Un blocage que le collectif a essayé de surmonter en informant la hiérarchie des deux inspecteurs du travail au niveau de la Direction général des affaires maritimes et portuaires (Dgamp). Selon les informations en possession du pachyderme, la rencontre avec les supérieurs des colonels Bio et Banga n’aurait pas été fructueuse.

Devant tous ces éléments qui ont de quoi surprendre, « L’Eléphant » se pose une question. À qui profite le crime ? À l’armement Golden d’abord qui paie des droits largement inférieurs à ce qu’il devrait. En additionnant l’indemnité chômage, environ 31 millions selon les calculs de « L’Eléphant », aux 85 millions de droits, l’armement aurait dû s’acquitter d’une somme aux alentours de 116 millions de FCFA au lieu des 35 millions, soit une jolie ristourne. Mais qu’avaient à gagner les inspecteurs du travail maritime ? La question reste en suspens.
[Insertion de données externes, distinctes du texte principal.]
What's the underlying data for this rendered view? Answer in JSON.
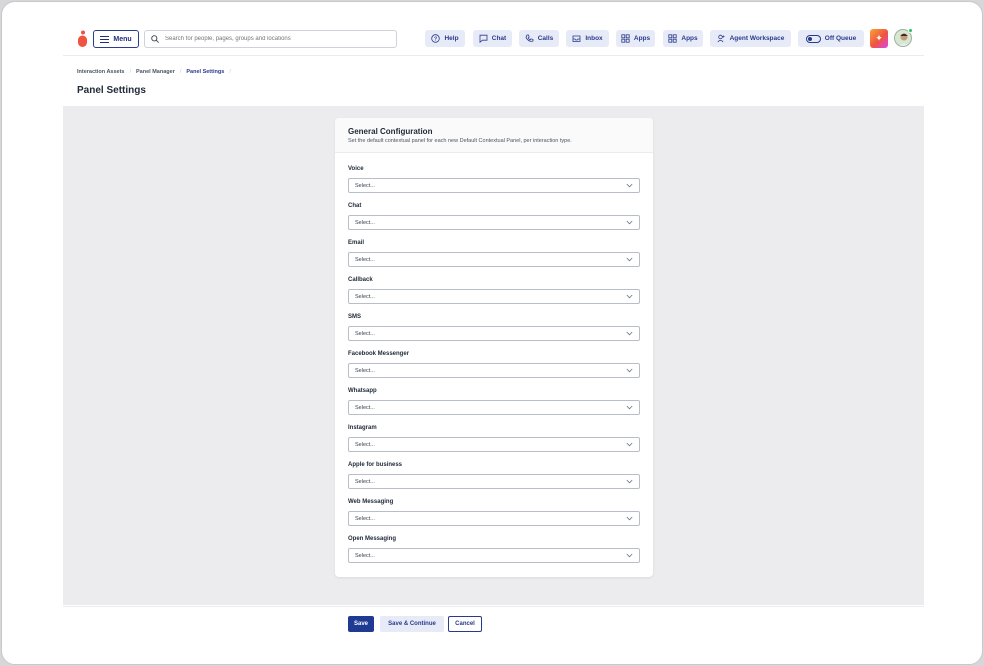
{
  "topbar": {
    "menu_label": "Menu",
    "search_placeholder": "Search for people, pages, groups and locations",
    "help_label": "Help",
    "chat_label": "Chat",
    "calls_label": "Calls",
    "inbox_label": "Inbox",
    "apps1_label": "Apps",
    "apps2_label": "Apps",
    "workspace_label": "Agent Workspace",
    "queue_label": "Off Queue",
    "accent": "#2a3a8a",
    "logo_color": "#f0533f"
  },
  "breadcrumb": [
    "Interaction Assets",
    "Panel Manager",
    "Panel Settings"
  ],
  "page_title": "Panel Settings",
  "card": {
    "title": "General Configuration",
    "subtitle": "Set the default contextual panel for each new Default Contextual Panel, per interaction type.",
    "fields": [
      {
        "label": "Voice",
        "value": "Select..."
      },
      {
        "label": "Chat",
        "value": "Select..."
      },
      {
        "label": "Email",
        "value": "Select..."
      },
      {
        "label": "Callback",
        "value": "Select..."
      },
      {
        "label": "SMS",
        "value": "Select..."
      },
      {
        "label": "Facebook Messenger",
        "value": "Select..."
      },
      {
        "label": "Whatsapp",
        "value": "Select..."
      },
      {
        "label": "Instagram",
        "value": "Select..."
      },
      {
        "label": "Apple for business",
        "value": "Select..."
      },
      {
        "label": "Web Messaging",
        "value": "Select..."
      },
      {
        "label": "Open Messaging",
        "value": "Select..."
      }
    ]
  },
  "footer": {
    "save_label": "Save",
    "save_continue_label": "Save & Continue",
    "cancel_label": "Cancel"
  }
}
Un cas de maladie laissé sans suite

Parmi les 72 marins débarqués figure Fulgence Kla. Il opérait depuis le 2 août 2015 en tant que chef d’équipage et délégué de bord sur le chalutier cartonnier Golden 1. « Depuis le mois de janvier 2017, j’avais des brûlures à l’estomac. Je suis allé à l’hôpital en août et on m’a dit que je devais prendre du magnésium ». Avant d’embarquer le marin dit avoir donné les consignes au capitaine d’armement qui était à terre pour aller lui chercher le médicament et le mettre dans la pharmacie du navire. « Le lendemain, je l’appelle et il m’assure que le médicament est bien à bord. Comme c’est moi qui suis chargé de faire sortir le bateau du canal de Vridi, je n’ai pas le temps de vérifier. C’est lorsque nous sommes sortis que je me suis rendu compte qu’il ne l’avait pas fait» explique Fulgence Kla. S’ensuivra un calvaire pour le marin, qui ressentira tout au long de la marée des douleurs à l’estomac, jusqu’à ne pas pouvoir aller à la selle pendant une durée de 10 jours jusqu’au 11 novembre 2017, date de son débarquement. Il sera finalement opéré d’une occlusion intestinale le 23 décembre 2017. Pas plus que les autres, il n’aura touché son droit, ni une quelconque indemnité du fait de la maladie contractée lors de son activité.